Mohammed Ben Sulayem entame son second mandat à la FIA
L'Émirati Mohammed Ben Sulayem commence officiellement un nouveau cycle à la tête de la Fédération Internationale de l'Automobile. L'Assemblée Générale, réunie à Tachkent, en Ouzbékistan, a confirmé sa continuité sans qu'un autre candidat n'émerge, prolongeant son leadership jusqu'en 2029 🏁.

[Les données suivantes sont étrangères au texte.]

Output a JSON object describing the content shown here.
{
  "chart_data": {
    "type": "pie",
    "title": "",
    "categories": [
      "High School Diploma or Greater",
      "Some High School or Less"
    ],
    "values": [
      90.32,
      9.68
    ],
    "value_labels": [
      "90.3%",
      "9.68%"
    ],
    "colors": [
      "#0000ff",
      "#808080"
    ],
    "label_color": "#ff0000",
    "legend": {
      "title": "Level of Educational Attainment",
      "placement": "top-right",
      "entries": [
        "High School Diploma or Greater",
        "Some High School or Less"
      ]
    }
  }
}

Un processus électoral sans concurrence
Le vote dans la capitale ouzbèke a ratifié Ben Sulayem pour un nouveau mandat de quatre ans. Ce scénario, dépourvu d'opposition, démontre le large soutien interne qu'il maintient au sein de la fédération qui régit l'automobilisme mondial. Son élection initiale en 2021 représentait déjà un changement générationnel, prenant la relève du Français Jean Todt.
Contexte de son premier mandat :- Gérer l'expansion commerciale et sportive de la Formule 1.
- Intégrer de nouvelles écuries dans le panorama de haut niveau.
- Impulser des projets pour rendre l'automobilisme plus durable et accessible.
La réélection sans concurrents évite une campagne électorale, ce que certains secteurs voient comme une façon d'optimiser les ressources.
Les défis immédiats pour la FIA
Désormais, son second mandat doit consolider les politiques initiées et diriger l'évolution technique et réglementaire de toutes les catégories sous l'égide de la FIA. Le sport automobile fait face à une ère de transformation accélérée ⚡.
Focus principaux du nouveau mandat :- Consolider la durabilité environnementale et l'efficacité énergétique.
- Diriger l'évolution technique des compétitions.
- Superviser l'équilibre sportif et l'intégration de nouvelles équipes.
Perspectives jusqu'en 2029
Avec le chemin dégagé après sa réélection, Ben Sulayem a l'opportunité de mettre en œuvre une vision à long terme pour la FIA. L'objectif sera de guider la fédération à travers les changements technologiques et sociaux qui définissent l'avenir de l'automobilisme mondial 🏎️.